23 ingenious folks got a call recently informing them that they were indeed a “genius.” That call came from… the MacArthur Foundation and meant that these lucky (in that make your own luck sense) people were to receive $500,000 in grant money to do with what they like.
Among the winners this year, according to the NY Times is Edward P. Jones, the novelist, and the bookstore owner “Rueben Martínez, a barber in Santa Ana, Calif., who in 1993 began [his] bookstore in his barbershop to promote reading among Hispanic people.”

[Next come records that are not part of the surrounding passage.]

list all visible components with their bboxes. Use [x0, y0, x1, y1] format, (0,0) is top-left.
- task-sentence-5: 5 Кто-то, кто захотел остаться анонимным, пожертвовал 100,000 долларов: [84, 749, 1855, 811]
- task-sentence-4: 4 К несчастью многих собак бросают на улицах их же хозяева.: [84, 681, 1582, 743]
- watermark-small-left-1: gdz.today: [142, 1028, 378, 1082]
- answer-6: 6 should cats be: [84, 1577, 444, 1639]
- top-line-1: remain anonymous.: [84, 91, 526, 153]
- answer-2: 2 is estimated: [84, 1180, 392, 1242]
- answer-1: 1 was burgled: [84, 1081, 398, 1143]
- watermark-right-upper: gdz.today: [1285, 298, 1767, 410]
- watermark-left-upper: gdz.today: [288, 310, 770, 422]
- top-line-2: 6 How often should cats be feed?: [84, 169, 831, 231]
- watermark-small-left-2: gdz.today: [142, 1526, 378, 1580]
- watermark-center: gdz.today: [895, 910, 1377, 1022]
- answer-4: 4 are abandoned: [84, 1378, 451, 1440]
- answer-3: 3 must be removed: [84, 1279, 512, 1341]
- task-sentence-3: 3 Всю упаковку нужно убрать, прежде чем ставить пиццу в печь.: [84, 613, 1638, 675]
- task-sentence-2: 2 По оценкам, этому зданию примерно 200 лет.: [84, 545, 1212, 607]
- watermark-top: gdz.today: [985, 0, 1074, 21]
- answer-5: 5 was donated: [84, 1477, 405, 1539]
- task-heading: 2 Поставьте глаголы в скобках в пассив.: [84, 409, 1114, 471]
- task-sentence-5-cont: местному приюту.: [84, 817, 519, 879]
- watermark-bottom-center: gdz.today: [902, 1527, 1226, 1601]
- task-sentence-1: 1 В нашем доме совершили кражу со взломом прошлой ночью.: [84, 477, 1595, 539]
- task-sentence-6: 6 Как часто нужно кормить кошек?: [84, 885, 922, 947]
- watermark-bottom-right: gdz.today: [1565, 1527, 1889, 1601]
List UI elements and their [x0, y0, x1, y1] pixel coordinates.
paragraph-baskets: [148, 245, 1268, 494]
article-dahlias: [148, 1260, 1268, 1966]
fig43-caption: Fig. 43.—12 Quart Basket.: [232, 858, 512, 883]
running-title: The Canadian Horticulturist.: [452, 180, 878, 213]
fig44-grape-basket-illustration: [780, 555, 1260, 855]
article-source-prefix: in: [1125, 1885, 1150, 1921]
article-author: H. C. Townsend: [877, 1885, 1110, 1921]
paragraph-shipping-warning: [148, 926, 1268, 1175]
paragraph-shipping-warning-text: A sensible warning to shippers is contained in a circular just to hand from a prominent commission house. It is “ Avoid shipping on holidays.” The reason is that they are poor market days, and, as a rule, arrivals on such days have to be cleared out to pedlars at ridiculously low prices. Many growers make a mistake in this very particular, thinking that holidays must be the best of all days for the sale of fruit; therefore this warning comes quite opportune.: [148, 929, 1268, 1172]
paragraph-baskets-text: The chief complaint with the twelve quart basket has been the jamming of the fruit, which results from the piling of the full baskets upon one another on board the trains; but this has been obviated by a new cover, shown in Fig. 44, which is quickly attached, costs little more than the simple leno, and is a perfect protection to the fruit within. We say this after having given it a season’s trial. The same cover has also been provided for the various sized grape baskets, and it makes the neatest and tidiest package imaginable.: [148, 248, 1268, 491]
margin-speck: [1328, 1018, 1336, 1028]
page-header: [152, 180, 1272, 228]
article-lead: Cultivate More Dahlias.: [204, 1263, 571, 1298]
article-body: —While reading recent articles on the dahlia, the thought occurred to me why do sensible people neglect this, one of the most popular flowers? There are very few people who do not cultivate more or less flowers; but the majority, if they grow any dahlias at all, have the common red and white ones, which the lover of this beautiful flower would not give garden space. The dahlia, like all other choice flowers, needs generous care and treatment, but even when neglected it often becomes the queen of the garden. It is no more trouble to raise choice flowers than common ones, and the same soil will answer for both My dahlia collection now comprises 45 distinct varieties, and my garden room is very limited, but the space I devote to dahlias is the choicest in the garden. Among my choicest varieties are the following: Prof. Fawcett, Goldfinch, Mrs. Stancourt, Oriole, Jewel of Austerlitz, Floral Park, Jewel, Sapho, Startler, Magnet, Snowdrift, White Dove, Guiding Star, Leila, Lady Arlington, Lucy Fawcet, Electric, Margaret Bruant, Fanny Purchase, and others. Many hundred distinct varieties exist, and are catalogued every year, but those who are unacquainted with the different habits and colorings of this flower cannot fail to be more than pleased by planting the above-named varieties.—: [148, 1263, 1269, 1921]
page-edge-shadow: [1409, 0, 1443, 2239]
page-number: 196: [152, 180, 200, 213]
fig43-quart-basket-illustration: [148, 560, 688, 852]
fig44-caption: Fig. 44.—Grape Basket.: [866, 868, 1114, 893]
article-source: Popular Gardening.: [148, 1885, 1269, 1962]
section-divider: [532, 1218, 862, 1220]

A bookstore owner? One of the great things about this list is the creativity in which the foundation chooses its recipients. Yes, there is a nanotechnologist, a philologist, and a molecular biologist, but there are also businesspeople, a ragtime pianist, and as Beatrice points out, recipients also include a poet (C.D. Wright) and the short story writer Aleksandar Hemon, a 40 year old (a great age) Chicagoan who experiments “with an unusual array of forms, multiple narrative voices, and settings that shift from Sarajevo to Chicago to Kiev to Shanghai.”
I’ve met a couple of past geniuses too (actually one I met and the other I was too intimidated to speak to, despite having the opportunity.) Osvaldo Golijov, a composer, whom I met through my brother-in-choice, a musician. And I nearly met Anna Deveare Smith, whom I’ve written about before, but I was too timid. But I think she’s great at, among other things, looking at the way that we communicate with one another.